Georgian Websites Under Attack - Don't Believe the Hype

In his post Georgian Websites Under Attack - DDoS and Defacement, Steven reported on the distributed denial of service attacks that we have seen against several Georgian websites. Since that time, there have been numerous news articles and much speculation about who is behind the DDoS attacks. Many outlets are claiming that the Russian government is behind the attacks, but no one seems to have any proof.

Unfortunately, we have no proof either. And we have no proof to the contrary. What I can say, without a doubt, is that only the perpetrators know for sure who is behind it. At this point, everyone is speculating on who is behind the denial of service attacks. With that in mind, I'll offer a few more facts of what we do know, and offer my own personal opinions.

First, as Steven mentioned, we have seen at least six different C&C servers involved in the latest round of attacks. We have been tracking these servers for a while now, some for a year or more (and before you ask, yes we've tried to get them shut down, but with little co-operation), so we know their history. We have seen many different DDoS attacks from these particular C&C servers, but there doesn't seem to be any rhyme or reason to it. What does seem apparent is that the targeted sites don't strike me as being something a government would go after. Without listing the actual targets, they fall into the following broad categories:

  • Adult video websites
  • Prostitution websites
  • White supremacy websites
  • Carder websites (sites that trade in stolen credit card numbers)
  • Online gambling websites
  • Virtual currency websites (think PayPal, but not nearly that legitimate)
  • Russian news websites
  • Random Russian websites
  • Many other websites

I just do not see why a government entity would attack those types of websites. Now, what does seem to be the case is that some number of these botnets are either "DDoS for hire" or "DDoS for extortion" services. The pattern of the sites that attack is reasonably regular, and it's rare to see them go after a non-commercial site of some sort.
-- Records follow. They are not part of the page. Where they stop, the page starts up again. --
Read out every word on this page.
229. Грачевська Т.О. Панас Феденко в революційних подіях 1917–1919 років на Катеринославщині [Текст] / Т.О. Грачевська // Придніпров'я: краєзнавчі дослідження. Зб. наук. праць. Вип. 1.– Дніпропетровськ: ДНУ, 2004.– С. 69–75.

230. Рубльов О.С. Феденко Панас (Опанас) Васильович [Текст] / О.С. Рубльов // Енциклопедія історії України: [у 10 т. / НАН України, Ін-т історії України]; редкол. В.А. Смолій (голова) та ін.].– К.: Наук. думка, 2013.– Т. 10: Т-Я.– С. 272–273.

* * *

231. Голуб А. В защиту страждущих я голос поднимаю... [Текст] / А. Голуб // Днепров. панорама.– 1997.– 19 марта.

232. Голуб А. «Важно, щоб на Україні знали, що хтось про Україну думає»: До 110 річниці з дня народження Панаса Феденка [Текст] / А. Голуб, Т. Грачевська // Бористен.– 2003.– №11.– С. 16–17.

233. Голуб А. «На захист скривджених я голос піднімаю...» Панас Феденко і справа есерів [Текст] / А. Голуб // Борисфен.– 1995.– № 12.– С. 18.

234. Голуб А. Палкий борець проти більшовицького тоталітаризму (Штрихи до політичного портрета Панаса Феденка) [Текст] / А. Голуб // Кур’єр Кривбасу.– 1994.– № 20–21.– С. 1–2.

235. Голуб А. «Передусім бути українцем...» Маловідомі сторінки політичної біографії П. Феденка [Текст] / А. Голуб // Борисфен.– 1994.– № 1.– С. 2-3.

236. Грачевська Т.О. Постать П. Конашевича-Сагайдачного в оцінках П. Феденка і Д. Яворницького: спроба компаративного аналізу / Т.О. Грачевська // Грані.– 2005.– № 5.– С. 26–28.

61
The other speculation is that this is somehow related to RBN. Again, nobody has any proof of that, including me. I'm in the camp that thinks RBN was nothing more than a hosting provider who provided "bullet-proof" hosting. I don't think they, themselves, were posting malicious websites or posting child pornography. They hosted it, for sure, but that's all they did. So, I also don't think RBN (or whatever they became after being shut down) is actively attempting to deny service to anyone.

Who's behind the Georgian DDoSes? It's impossible to be sure, but it really just looks like a bunch of "patriotic" operators inside Russia. It's not Russia itself and it's not RBN.